Entscheidungsstichwort (Thema)

Übernahme der Gutachterkosten nach § 109 SGG auf die Staatskasse

 

Orientierungssatz

1. Die Übernahme der Kosten eines nach § 109 SGG eingeholten Gutachtens durch die Staatskasse ist grundsätzlich nur dann gerechtfertigt, wenn das Gutachten für die Entscheidung oder den sonstigen Ausgang des Rechtsstreites von Bedeutung gewesen ist. Von Bedeutung für den Ausgang des Rechtsstreites ist ein Gutachten nur, wenn es dem Gericht neue, rechtserhebliche Erkenntnisse verschafft hat (so auch Beschluss LSG Essen vom 4.7.2002 - L 10 B 8/02 SB = SGb 2002, 676).

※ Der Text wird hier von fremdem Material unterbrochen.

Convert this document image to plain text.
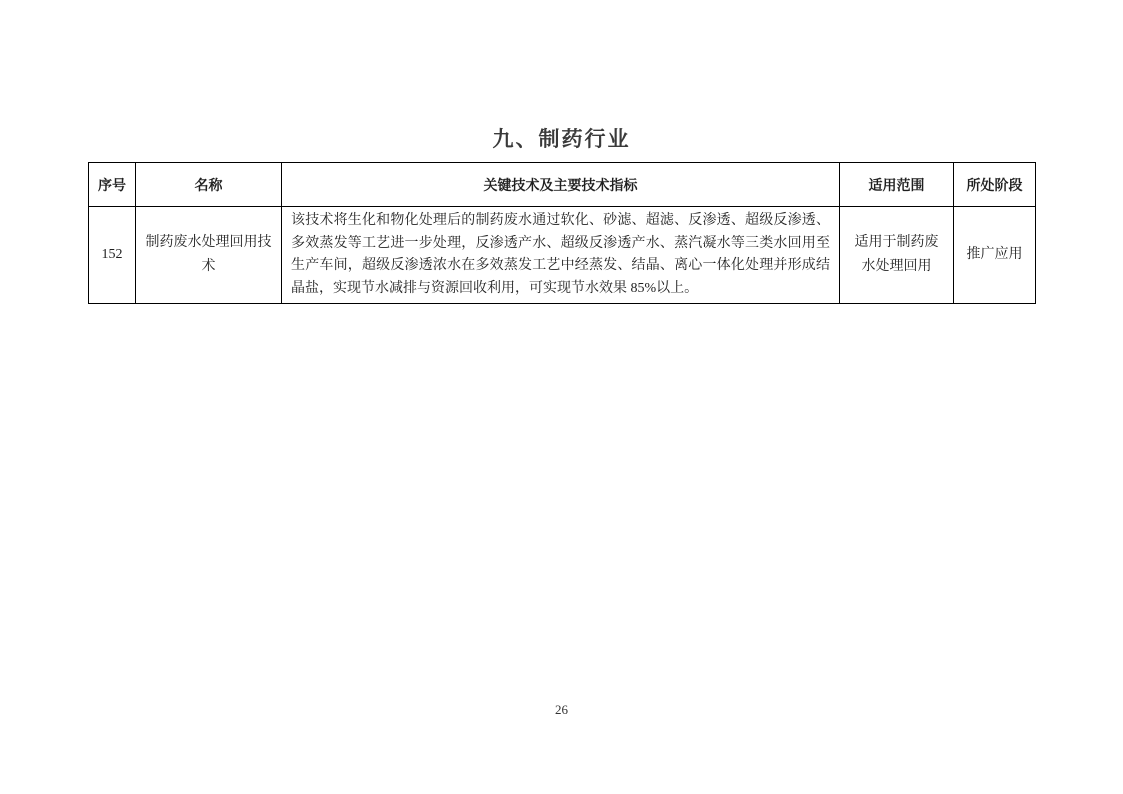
九、制药行业
序号	名称	关键技术及主要技术指标	适用范围	所处阶段
152	制药废水处理回用技术	该技术将生化和物化处理后的制药废水通过软化、砂滤、超滤、反渗透、超级反渗透、多效蒸发等工艺进一步处理，反渗透产水、超级反渗透产水、蒸汽凝水等三类水回用至生产车间，超级反渗透浓水在多效蒸发工艺中经蒸发、结晶、离心一体化处理并形成结晶盐，实现节水减排与资源回收利用，可实现节水效果 85%以上。	适用于制药废水处理回用	推广应用
26
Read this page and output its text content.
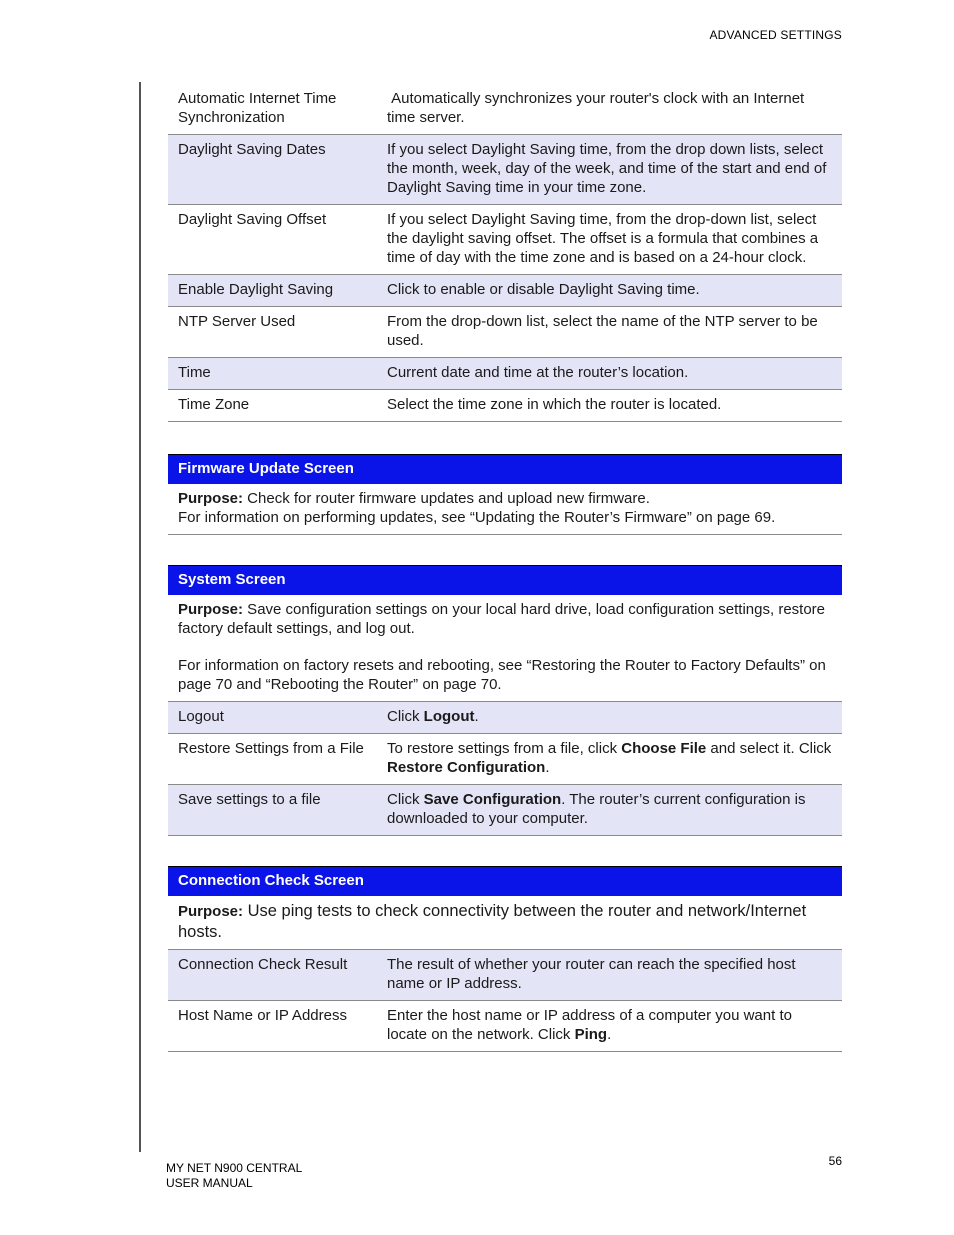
ADVANCED SETTINGS
Automatic Internet Time Synchronization	Automatically synchronizes your router's clock with an Internet time server.
Daylight Saving Dates	If you select Daylight Saving time, from the drop down lists, select the month, week, day of the week, and time of the start and end of Daylight Saving time in your time zone.
Daylight Saving Offset	If you select Daylight Saving time, from the drop-down list, select the daylight saving offset. The offset is a formula that combines a time of day with the time zone and is based on a 24-hour clock.
Enable Daylight Saving	Click to enable or disable Daylight Saving time.
NTP Server Used	From the drop-down list, select the name of the NTP server to be used.
Time	Current date and time at the router’s location.
Time Zone	Select the time zone in which the router is located.
Firmware Update Screen

Purpose: Check for router firmware updates and upload new firmware.
For information on performing updates, see “Updating the Router’s Firmware” on page 69.

System Screen

Purpose: Save configuration settings on your local hard drive, load configuration settings, restore factory default settings, and log out.

For information on factory resets and rebooting, see “Restoring the Router to Factory Defaults” on page 70 and “Rebooting the Router” on page 70.

Logout	Click Logout.
Restore Settings from a File	To restore settings from a file, click Choose File and select it. Click Restore Configuration.
Save settings to a file	Click Save Configuration. The router’s current configuration is downloaded to your computer.
Connection Check Screen

Purpose: Use ping tests to check connectivity between the router and network/Internet hosts.

Connection Check Result	The result of whether your router can reach the specified host name or IP address.
Host Name or IP Address	Enter the host name or IP address of a computer you want to locate on the network. Click Ping.
MY NET N900 CENTRAL
USER MANUAL
56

2. Die Kosten sind aber auch dann durch die Staatskasse zu übernehmen, wenn das Gutachten zwar für den Ausgang des Rechtsstreites nicht von Bedeutung gewesen ist, die Einholung des Gutachtens aber auf einer verfahrensrechtlich unrichtigen Sachbehandlung durch das Gericht beruht.

 

Gründe

Die zulässige Beschwerde ist begründet. Die Kosten für das Gutachten des Dr. med. W. S. vom 31. Oktober 2002 werden von der Staatskasse übernommen.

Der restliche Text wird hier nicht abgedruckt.